Friday, 29 de March de 2024 ISSN 1519-7670 - Ano 24 - nº 1281

Nossos jornalões fariam o mesmo?

JAYSON BLAIR E NÓS ? I

Alberto Dines

Estão presos os responsáveis pela fraude do Dossiê Cayman. Autoridades policiais e judiciais comprovaram que os documentos foram forjados, o próximo passo será a punição daqueles que tentaram a chantagem.

Impõe-se a pergunta: e os jornais e revistas que divulgaram grande parte das “denúncias” do dossiê como se fossem verdadeiras? E as reportagens ditas “investigativas” que usaram as falsidades como se fossem verdades ?

Algum repórter, editor ou publisher terá a hombridade de proclamar publicamente ? “erramos” ou “desculpe o inconveniente”?! Algum jornal ou revista abrirá suas páginas para mostrar as leviandades cometidas ou convidará uma comissão de inquérito para fazer a devassa da devassa?

Não adianta contratar ouvidores, não adianta assumir-se como dono da consciência crítica nacional, não adianta promover-se como “independente”, ostentar prêmios e berrar os próprios atributos. A prisão dos fraudadores desvenda um logro colossal, coletivo, da pessoa jurídica, muito mais grave do que os cometidos pela pessoa física de Jayson Blair.

O repórter Blair plagiou, inventou e manipulou mas, ao que consta, sua atuação está mais para a esfera da “cascata” do que da injúria. Pode ser visto como um obsessivo ou mesmo maníaco (a atividade jornalística abala aqueles que estão na border line, entre a sanidade e a insanidade). Blair serviu-se do talento e do sistema para confundir verdade com inverdade mas, aparentemente, não destruiu reputações, não fez acusações infundadas nem invadiu privacidades.

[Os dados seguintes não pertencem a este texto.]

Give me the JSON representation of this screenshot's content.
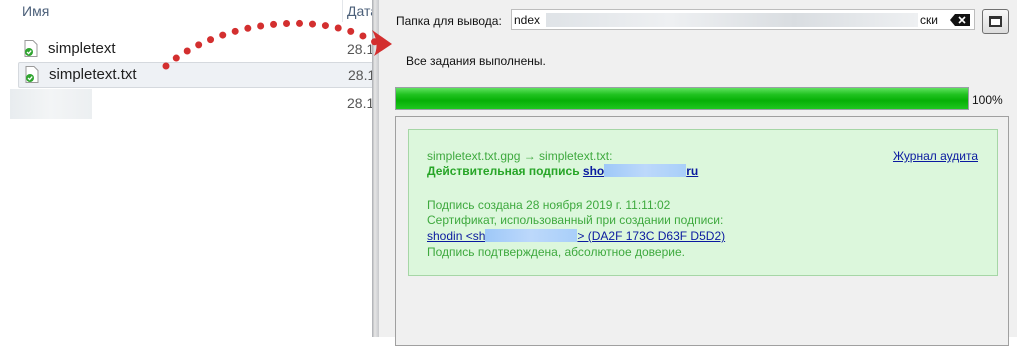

Inteligente e competente, respeitou as regras formais, jogou o jogo ? isso explica a durabilidade do esquema. Oferecia aos chefes quantidade e qualidade sem confrontar os preceitos elementares. Os eventuais reclamantes estranharam declarações que não fizeram ou situações que não aconteceram. Mas não se sentiram excessivamente afrontados a ponto de cobrar indenizações. Por isso a farsa estendeu-se por tanto tempo sem acionar os alarmes.

No caso do Dossiê Cayman ? ou no caso das transcrições de grampos clandestinos ao longo de cinco anos ? houve manifesta intenção de dolo. Os veiculadores das imposturas sabiam que as informações eram precárias, sabiam que estavam comprometendo a honorabilidade de políticos conhecidos (dois deles já falecidos, impedidos de defender-se), sabiam que estavam metidos numa jogada política de grandes proporções.

Os fins justificam os meios?

Pois é: comparado com os nossos, Blair é um gentleman.